#AMREADING TEJU COLE. Sight-seeing in New York and
Brussels.
- WAKING UP. I couldn’t remember where I was. A warm bed, darkness, the sound of traffic…I floated in the dark, anonymous to myself, lost in the sensation that the world existed but I was no longer part of it.
- LOOKING OUT THE WINDOW. I watched the birds like someone taking auspices… Geese with their dark wings and throats, their pale bodies and tireless little hearts, really did exist. So amazed was I by them that I couldn’t trust my memory when they weren’t there.
- TOWER RECORDS CLOSING DOWN. Men were going through the CD bins with the patience of grazing animals…Music was playing on the store’s speakers. It spoiled the pleasure of thinking about other music. Record shops, I felt, should be silent spaces.

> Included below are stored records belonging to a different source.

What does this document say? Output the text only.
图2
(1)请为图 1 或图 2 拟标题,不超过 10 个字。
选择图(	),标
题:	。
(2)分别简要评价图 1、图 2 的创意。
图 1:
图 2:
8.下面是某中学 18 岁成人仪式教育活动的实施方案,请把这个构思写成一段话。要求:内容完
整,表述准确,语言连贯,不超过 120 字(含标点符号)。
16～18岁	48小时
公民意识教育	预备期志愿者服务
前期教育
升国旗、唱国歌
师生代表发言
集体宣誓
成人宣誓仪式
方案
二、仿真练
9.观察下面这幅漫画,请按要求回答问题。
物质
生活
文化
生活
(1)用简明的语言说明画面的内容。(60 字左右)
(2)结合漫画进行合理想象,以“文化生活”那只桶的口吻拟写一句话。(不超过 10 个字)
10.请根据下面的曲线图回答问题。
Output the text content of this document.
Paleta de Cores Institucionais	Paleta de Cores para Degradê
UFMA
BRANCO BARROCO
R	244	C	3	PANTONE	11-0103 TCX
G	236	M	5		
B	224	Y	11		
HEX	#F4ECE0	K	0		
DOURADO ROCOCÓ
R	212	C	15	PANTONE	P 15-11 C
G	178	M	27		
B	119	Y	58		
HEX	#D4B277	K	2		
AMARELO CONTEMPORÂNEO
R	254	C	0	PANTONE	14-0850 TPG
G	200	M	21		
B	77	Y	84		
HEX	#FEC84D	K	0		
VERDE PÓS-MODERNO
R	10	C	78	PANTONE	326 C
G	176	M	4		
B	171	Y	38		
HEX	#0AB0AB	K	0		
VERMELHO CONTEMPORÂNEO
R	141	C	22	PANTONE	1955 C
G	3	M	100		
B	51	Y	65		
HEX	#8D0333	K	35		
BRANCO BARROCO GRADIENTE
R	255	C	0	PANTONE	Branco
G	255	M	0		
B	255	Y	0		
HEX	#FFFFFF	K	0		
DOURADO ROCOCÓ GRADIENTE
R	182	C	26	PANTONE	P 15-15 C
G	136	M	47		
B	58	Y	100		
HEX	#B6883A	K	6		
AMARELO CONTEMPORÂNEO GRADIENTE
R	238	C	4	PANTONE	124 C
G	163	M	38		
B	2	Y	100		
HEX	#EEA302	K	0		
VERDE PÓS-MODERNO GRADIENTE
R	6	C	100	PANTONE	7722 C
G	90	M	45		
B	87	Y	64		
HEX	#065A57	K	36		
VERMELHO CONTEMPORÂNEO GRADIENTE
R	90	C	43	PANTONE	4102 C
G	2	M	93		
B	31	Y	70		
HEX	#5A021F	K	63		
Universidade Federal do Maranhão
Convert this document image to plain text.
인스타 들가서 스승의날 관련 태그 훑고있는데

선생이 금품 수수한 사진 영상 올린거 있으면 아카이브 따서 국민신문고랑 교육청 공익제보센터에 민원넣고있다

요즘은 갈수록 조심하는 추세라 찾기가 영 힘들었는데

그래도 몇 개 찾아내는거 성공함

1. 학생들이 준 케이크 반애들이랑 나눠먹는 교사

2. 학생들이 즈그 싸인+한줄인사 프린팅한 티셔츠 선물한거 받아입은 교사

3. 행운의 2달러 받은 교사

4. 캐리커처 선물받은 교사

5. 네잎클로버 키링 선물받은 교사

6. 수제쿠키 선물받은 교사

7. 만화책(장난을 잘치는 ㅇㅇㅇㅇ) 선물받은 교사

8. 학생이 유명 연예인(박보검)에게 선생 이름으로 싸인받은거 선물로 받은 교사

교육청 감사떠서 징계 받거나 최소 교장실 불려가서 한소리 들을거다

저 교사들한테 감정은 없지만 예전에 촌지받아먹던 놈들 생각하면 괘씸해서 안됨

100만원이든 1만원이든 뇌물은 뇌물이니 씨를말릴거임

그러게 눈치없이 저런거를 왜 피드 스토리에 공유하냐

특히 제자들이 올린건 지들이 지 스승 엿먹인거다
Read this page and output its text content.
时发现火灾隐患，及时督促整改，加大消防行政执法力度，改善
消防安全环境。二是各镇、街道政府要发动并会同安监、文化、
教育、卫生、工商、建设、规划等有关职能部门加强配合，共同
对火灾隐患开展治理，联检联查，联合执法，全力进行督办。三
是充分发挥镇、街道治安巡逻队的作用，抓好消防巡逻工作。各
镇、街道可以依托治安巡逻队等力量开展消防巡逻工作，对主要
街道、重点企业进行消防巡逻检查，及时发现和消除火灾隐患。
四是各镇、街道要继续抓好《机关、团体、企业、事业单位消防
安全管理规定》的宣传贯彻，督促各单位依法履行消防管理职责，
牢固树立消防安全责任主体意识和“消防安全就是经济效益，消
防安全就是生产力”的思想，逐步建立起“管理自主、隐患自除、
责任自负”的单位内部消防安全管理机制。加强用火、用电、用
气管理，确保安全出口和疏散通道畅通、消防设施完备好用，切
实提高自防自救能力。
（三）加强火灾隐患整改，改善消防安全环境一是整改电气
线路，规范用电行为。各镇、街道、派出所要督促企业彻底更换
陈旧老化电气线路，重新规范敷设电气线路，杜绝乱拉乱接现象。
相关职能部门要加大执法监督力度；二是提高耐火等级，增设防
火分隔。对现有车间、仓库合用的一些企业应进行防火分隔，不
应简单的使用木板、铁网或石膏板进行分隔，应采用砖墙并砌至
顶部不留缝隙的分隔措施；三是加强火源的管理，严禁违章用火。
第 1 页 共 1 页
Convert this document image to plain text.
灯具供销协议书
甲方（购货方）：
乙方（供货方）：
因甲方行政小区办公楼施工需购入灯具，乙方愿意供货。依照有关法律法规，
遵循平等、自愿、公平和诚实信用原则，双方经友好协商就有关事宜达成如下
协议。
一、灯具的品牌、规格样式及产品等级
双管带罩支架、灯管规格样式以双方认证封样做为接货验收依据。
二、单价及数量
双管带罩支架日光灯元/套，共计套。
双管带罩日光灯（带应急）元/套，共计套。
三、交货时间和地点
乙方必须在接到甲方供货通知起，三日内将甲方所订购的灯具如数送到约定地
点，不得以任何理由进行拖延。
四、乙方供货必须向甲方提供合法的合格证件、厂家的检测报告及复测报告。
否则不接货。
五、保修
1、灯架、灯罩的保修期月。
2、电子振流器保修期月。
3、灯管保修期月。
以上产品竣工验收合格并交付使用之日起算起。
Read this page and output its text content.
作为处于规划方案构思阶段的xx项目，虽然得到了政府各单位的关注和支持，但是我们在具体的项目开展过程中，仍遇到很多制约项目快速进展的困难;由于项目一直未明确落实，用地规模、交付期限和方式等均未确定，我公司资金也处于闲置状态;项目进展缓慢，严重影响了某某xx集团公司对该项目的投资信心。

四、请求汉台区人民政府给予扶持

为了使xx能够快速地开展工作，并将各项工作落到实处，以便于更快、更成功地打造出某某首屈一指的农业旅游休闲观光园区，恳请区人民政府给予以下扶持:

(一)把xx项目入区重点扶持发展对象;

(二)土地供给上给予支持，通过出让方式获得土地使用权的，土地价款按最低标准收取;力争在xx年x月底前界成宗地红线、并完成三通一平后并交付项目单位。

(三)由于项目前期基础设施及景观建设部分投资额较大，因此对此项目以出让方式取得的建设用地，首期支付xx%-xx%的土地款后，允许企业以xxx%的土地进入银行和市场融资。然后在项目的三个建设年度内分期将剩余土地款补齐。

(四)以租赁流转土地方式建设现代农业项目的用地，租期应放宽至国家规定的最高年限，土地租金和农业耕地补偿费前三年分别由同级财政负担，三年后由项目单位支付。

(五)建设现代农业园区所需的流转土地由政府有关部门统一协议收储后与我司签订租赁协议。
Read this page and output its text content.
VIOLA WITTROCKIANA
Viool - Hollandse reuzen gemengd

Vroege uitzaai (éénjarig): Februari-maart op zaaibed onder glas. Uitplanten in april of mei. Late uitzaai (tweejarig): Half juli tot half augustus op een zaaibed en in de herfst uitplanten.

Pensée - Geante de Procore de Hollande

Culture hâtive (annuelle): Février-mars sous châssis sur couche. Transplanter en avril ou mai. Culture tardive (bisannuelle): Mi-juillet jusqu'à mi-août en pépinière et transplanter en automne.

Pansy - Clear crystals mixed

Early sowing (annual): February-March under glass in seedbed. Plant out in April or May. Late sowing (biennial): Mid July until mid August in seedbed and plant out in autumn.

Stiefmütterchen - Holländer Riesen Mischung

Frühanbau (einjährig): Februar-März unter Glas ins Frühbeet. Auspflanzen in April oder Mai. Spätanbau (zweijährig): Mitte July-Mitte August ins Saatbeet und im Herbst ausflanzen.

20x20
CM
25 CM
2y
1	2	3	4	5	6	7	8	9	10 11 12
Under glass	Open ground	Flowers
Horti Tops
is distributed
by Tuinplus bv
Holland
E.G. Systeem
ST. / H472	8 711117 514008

- OVERINTERPRETING. I suspect there was a mood in society that pushed people more toward snap judgments and unexamined opinions, an anti-scientific mood, an inability to assess evidence. This made brisk business for those whose specialty was in the promising of immediate solutions: politicians and priests of the various religions.
- LISTENING TO MAHLER. He made himself a master of the ends of symphonies, the end of a body of work, and the end of his own life…Through the force of his will, he became the genius of prolonged farewells.
- OPEN CITY. Brussels escaped the devastation of WWII. Surrender of course played a role in this form of survival, as did negotiations with invading powers. Had Brussels’ rulers not opted to declare it an open city and thereby except it from bombardment…it might have been reduced to rubble like Dresden. Or Hiroshima.